I have the complete Apollo 8 and 10 CBS telecasts and they are a joy to watch! The knowledge of the presenters makes it all the more fun to watch. There is an atmosphere that draws you in. I became a couch potatoe watching those feeds last year!
And one more thing. If you can check out Mark's film! It will be good!
|
|
|
Post by voodoo on Feb 12, 2009 9:10:44 GMT -4
Although I was alive at the time of the Apollo 11 landing, I was too young to really remember or understand it. (The earliest memories that I can clearly date are from later that same summer). My primary media connection with the landing was a Front page from the Toronto Globe and Mail with the headline "Man on Moon" in huge tyoe, which my parents kept, and which I still have.
For someone of my age, spaceflights were part of the landscape, and strange as it may seem, moon landings seemed almost routine. I can remember seeing one of the later Apollo launches (probably the launch of Apollo 16) just because my brother happened to be watching it.
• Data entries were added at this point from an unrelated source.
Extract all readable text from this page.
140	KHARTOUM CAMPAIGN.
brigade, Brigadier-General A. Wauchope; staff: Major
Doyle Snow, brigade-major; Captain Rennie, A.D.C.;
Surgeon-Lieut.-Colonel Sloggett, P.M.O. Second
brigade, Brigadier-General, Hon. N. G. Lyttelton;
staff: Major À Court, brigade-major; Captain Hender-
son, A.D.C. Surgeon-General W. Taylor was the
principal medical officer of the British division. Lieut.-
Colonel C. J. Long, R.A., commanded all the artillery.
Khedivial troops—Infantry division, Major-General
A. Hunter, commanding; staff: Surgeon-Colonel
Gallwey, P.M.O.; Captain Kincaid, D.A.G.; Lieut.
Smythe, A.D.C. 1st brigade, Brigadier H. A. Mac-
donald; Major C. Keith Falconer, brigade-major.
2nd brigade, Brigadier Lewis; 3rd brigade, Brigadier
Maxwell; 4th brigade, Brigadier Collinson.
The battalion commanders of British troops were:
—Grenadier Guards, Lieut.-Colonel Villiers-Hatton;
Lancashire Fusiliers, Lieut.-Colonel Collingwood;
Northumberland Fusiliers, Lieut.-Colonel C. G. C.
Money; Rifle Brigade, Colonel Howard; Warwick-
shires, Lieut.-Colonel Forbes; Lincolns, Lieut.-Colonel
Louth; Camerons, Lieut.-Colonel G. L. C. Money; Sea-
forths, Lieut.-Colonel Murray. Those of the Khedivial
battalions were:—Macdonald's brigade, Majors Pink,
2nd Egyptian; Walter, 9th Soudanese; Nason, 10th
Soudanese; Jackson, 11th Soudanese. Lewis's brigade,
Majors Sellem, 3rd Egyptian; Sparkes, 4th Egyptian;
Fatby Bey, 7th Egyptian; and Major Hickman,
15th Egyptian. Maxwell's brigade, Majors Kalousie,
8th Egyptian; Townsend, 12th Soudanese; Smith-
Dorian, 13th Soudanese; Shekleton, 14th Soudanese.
Ironically, we started studying space in school just after the end of the Moon program, and that's where I became a space enthusiast -- just a bit too late!
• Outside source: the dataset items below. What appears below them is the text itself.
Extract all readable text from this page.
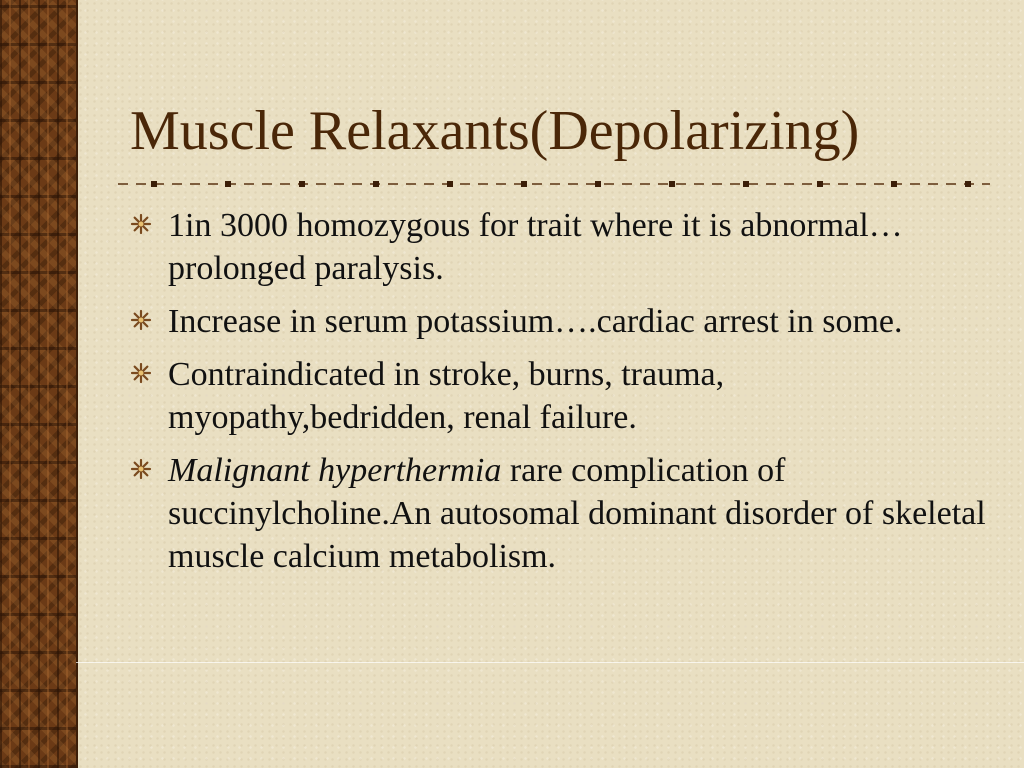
Muscle Relaxants(Depolarizing)
1in 3000 homozygous for trait where it is abnormal…prolonged paralysis.
Increase in serum potassium….cardiac arrest in some.
Contraindicated in stroke, burns, trauma, myopathy,bedridden, renal failure.
Malignant hyperthermia rare complication of succinylcholine.An autosomal dominant disorder of skeletal muscle calcium metabolism.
The first space launch I went out of my way to see was the ASTP launch in July 1975 -- there, I arranged to see it at a friends house, as they had *colour* TV (we still had a lousy B & W set at that time). I can still remember the announcer saying "This is almost certainly the last launch of a Saturn rocket from Cape Canaveral, and the last manned launch until the Space Shuttle in 1979 (!)". And I later was able to stay home from school (thanks to indulgent parents) to watch the first launch attempt for STS-1. I'm still hoping to get to Cape Canaveral and see a shuttle launch before the program ends.